For this Sunday, when we remember the high calling of the Reformation to return to the Word of Christ that we might truly be His disciples, we ought to remember that this call is not just for Lutherans, or Methodists, or Baptists, or Romans—it is the call of Christ to all who would belong to Him.  The Word of God made flesh, whose Word the Holy Scriptures are, calls us to hear Him, to believe and trust Him by faith, to repent of our evil, to be absolved by His grace, and to rise up in a newness of life ever more conformed to His Image through the Spirit that works through His Word.  The call of the Reformation to hear the Word of God and keep it, is not an innovation of the 16th century, but the constant call of faithful confessors of the Church throughout her whole history, rooted in the call of Jesus Himself.

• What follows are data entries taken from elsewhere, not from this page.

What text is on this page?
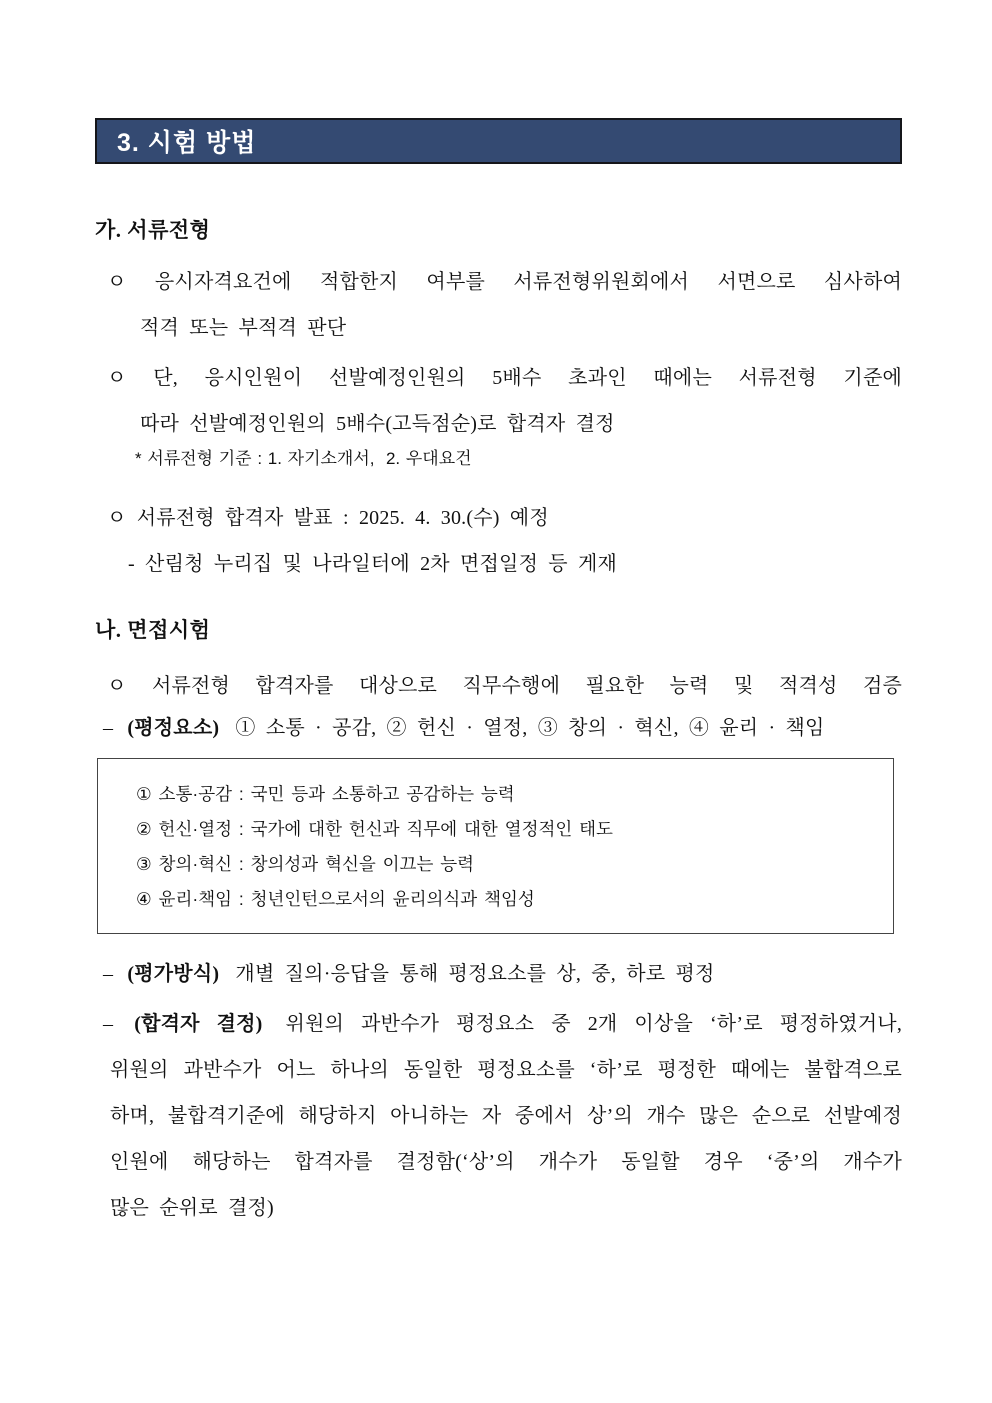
3. 시험 방법
가. 서류전형
ㅇ 응시자격요건에 적합한지 여부를 서류전형위원회에서 서면으로 심사하여
적격 또는 부적격 판단
ㅇ 단, 응시인원이 선발예정인원의 5배수 초과인 때에는 서류전형 기준에
따라 선발예정인원의 5배수(고득점순)로 합격자 결정
* 서류전형 기준 : 1. 자기소개서,  2. 우대요건
ㅇ 서류전형 합격자 발표 : 2025. 4. 30.(수) 예정
- 산림청 누리집 및 나라일터에 2차 면접일정 등 게재
나. 면접시험
ㅇ 서류전형 합격자를 대상으로 직무수행에 필요한 능력 및 적격성 검증
– (평정요소) ① 소통 · 공감, ② 헌신 · 열정, ③ 창의 · 혁신, ④ 윤리 · 책임
① 소통·공감 : 국민 등과 소통하고 공감하는 능력
② 헌신·열정 : 국가에 대한 헌신과 직무에 대한 열정적인 태도
③ 창의·혁신 : 창의성과 혁신을 이끄는 능력
④ 윤리·책임 : 청년인턴으로서의 윤리의식과 책임성
– (평가방식) 개별 질의·응답을 통해 평정요소를 상, 중, 하로 평정
– (합격자 결정) 위원의 과반수가 평정요소 중 2개 이상을 ‘하’로 평정하였거나,
위원의 과반수가 어느 하나의 동일한 평정요소를 ‘하’로 평정한 때에는 불합격으로
하며, 불합격기준에 해당하지 아니하는 자 중에서 상’의 개수 많은 순으로 선발예정
인원에 해당하는 합격자를 결정함(‘상’의 개수가 동일할 경우 ‘중’의 개수가
많은 순위로 결정)
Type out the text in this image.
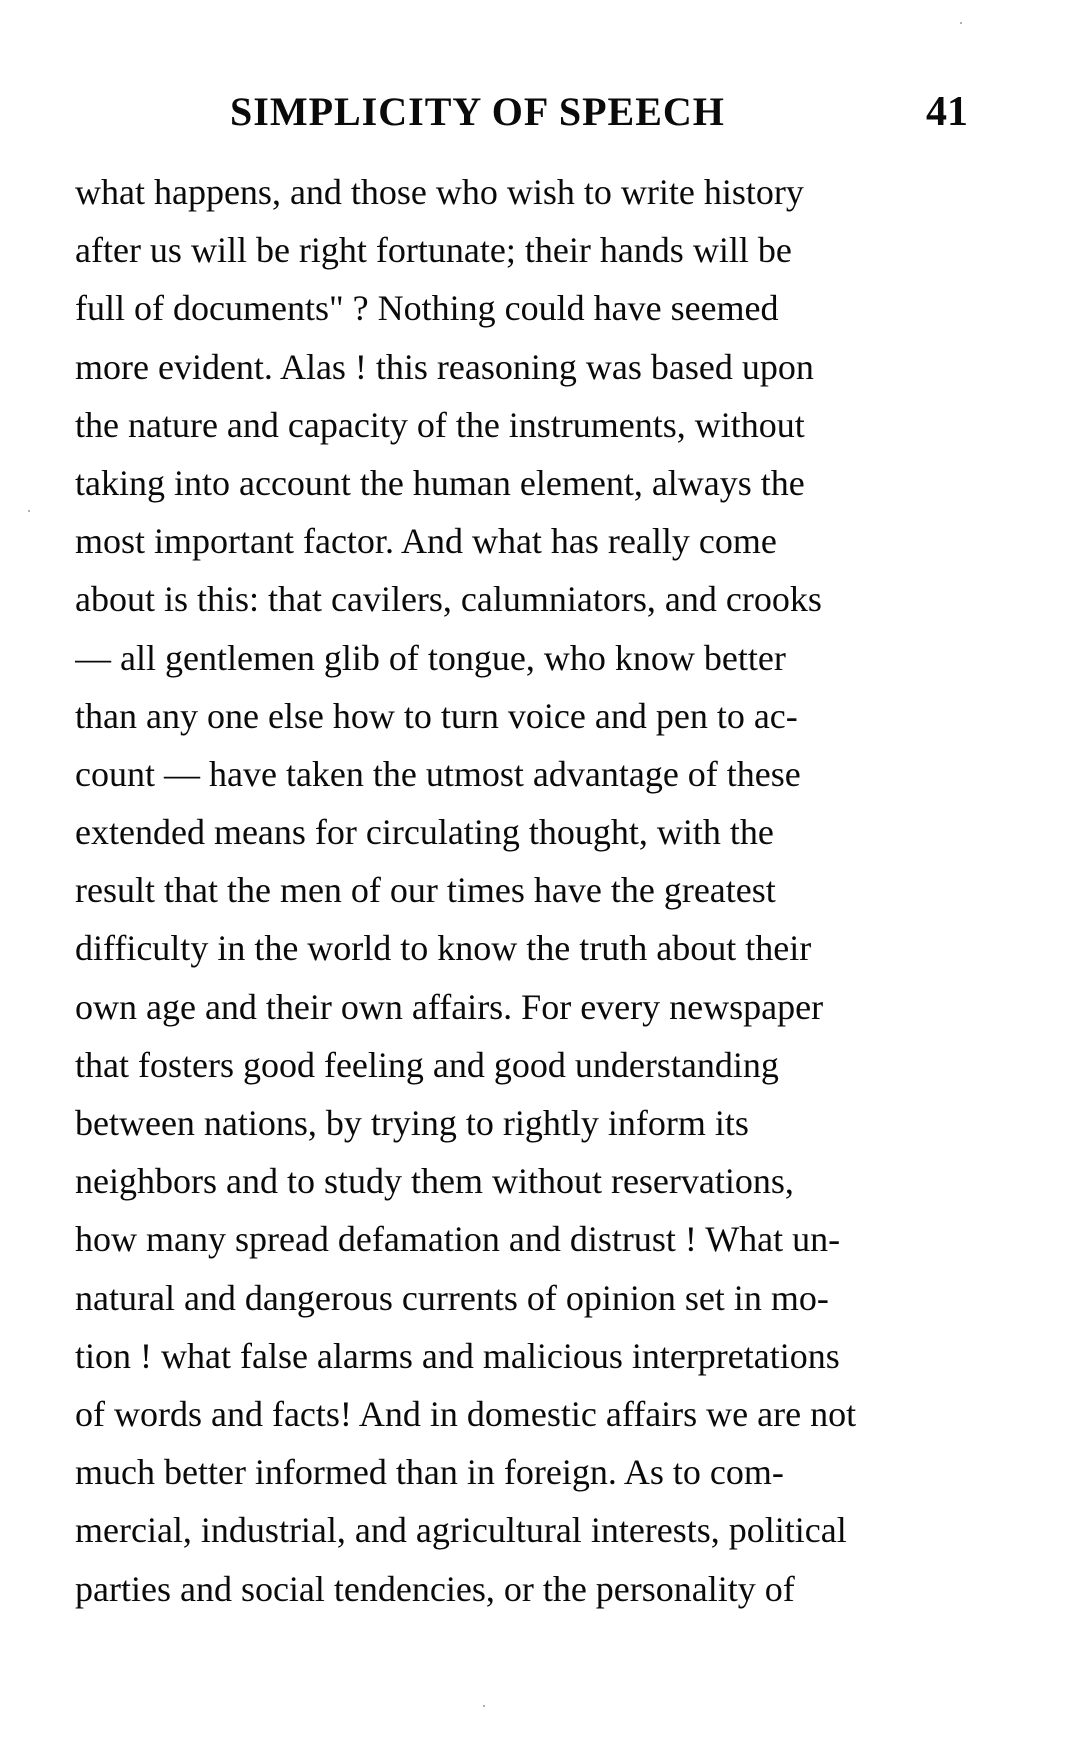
SIMPLICITY OF SPEECH	41
what happens, and those who wish to write history
after us will be right fortunate; their hands will be
full of documents" ? Nothing could have seemed
more evident. Alas ! this reasoning was based upon
the nature and capacity of the instruments, without
taking into account the human element, always the
most important factor. And what has really come
about is this: that cavilers, calumniators, and crooks
— all gentlemen glib of tongue, who know better
than any one else how to turn voice and pen to ac-
count — have taken the utmost advantage of these
extended means for circulating thought, with the
result that the men of our times have the greatest
difficulty in the world to know the truth about their
own age and their own affairs. For every newspaper
that fosters good feeling and good understanding
between nations, by trying to rightly inform its
neighbors and to study them without reservations,
how many spread defamation and distrust ! What un-
natural and dangerous currents of opinion set in mo-
tion ! what false alarms and malicious interpretations
of words and facts! And in domestic affairs we are not
much better informed than in foreign. As to com-
mercial, industrial, and agricultural interests, political
parties and social tendencies, or the personality of
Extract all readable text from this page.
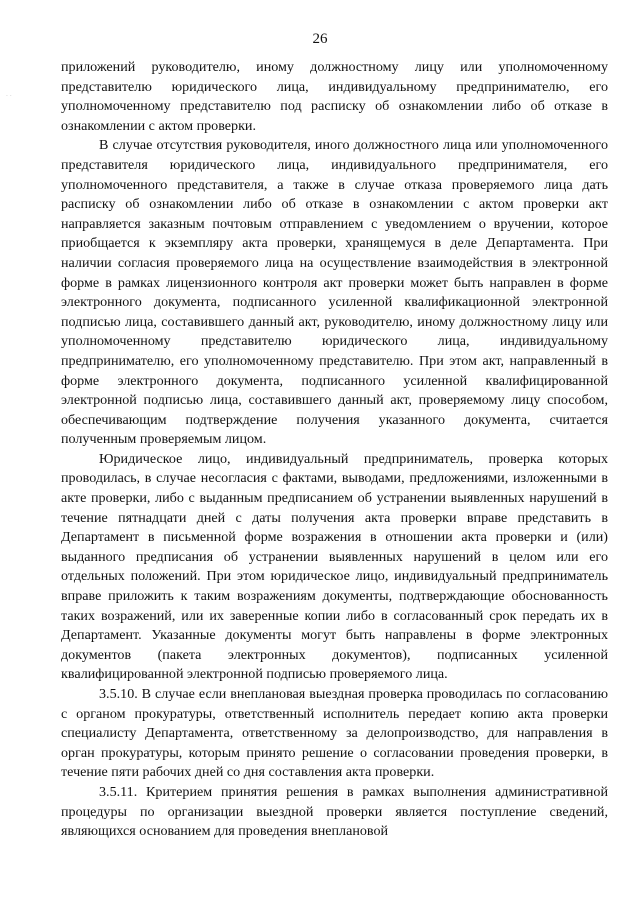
. .
26

приложений руководителю, иному должностному лицу или уполномоченному представителю юридического лица, индивидуальному предпринимателю, его уполномоченному представителю под расписку об ознакомлении либо об отказе в ознакомлении с актом проверки.

В случае отсутствия руководителя, иного должностного лица или уполномоченного представителя юридического лица, индивидуального предпринимателя, его уполномоченного представителя, а также в случае отказа проверяемого лица дать расписку об ознакомлении либо об отказе в ознакомлении с актом проверки акт направляется заказным почтовым отправлением с уведомлением о вручении, которое приобщается к экземпляру акта проверки, хранящемуся в деле Департамента. При наличии согласия проверяемого лица на осуществление взаимодействия в электронной форме в рамках лицензионного контроля акт проверки может быть направлен в форме электронного документа, подписанного усиленной квалификационной электронной подписью лица, составившего данный акт, руководителю, иному должностному лицу или уполномоченному представителю юридического лица, индивидуальному предпринимателю, его уполномоченному представителю. При этом акт, направленный в форме электронного документа, подписанного усиленной квалифицированной электронной подписью лица, составившего данный акт, проверяемому лицу способом, обеспечивающим подтверждение получения указанного документа, считается полученным проверяемым лицом.

Юридическое лицо, индивидуальный предприниматель, проверка которых проводилась, в случае несогласия с фактами, выводами, предложениями, изложенными в акте проверки, либо с выданным предписанием об устранении выявленных нарушений в течение пятнадцати дней с даты получения акта проверки вправе представить в Департамент в письменной форме возражения в отношении акта проверки и (или) выданного предписания об устранении выявленных нарушений в целом или его отдельных положений. При этом юридическое лицо, индивидуальный предприниматель вправе приложить к таким возражениям документы, подтверждающие обоснованность таких возражений, или их заверенные копии либо в согласованный срок передать их в Департамент. Указанные документы могут быть направлены в форме электронных документов (пакета электронных документов), подписанных усиленной квалифицированной электронной подписью проверяемого лица.

3.5.10. В случае если внеплановая выездная проверка проводилась по согласованию с органом прокуратуры, ответственный исполнитель передает копию акта проверки специалисту Департамента, ответственному за делопроизводство, для направления в орган прокуратуры, которым принято решение о согласовании проведения проверки, в течение пяти рабочих дней со дня составления акта проверки.

3.5.11. Критерием принятия решения в рамках выполнения административной процедуры по организации выездной проверки является поступление сведений, являющихся основанием для проведения внеплановой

And to you this day, Jesus’ call comes.  Be His disciple.  Hear His Word.  Abide in Him by His Word, that His Word—His Life—may abide in you.  For if you abide in His Word, born from above by Water and Spirit, you shall know the Truth who is Jesus Christ our Savior, and He shall set you free from sin, death, hell, and the power of the devil.  For by His grace you have been saved through faith, and not by your works, lest anyone should boast, and take for themselves the glory of the Only Begotten Son of God, crucified for the sins of the world.  He, and He alone, is the Truth that sets you free.  Hear Him.  Believe, and live.  Amen.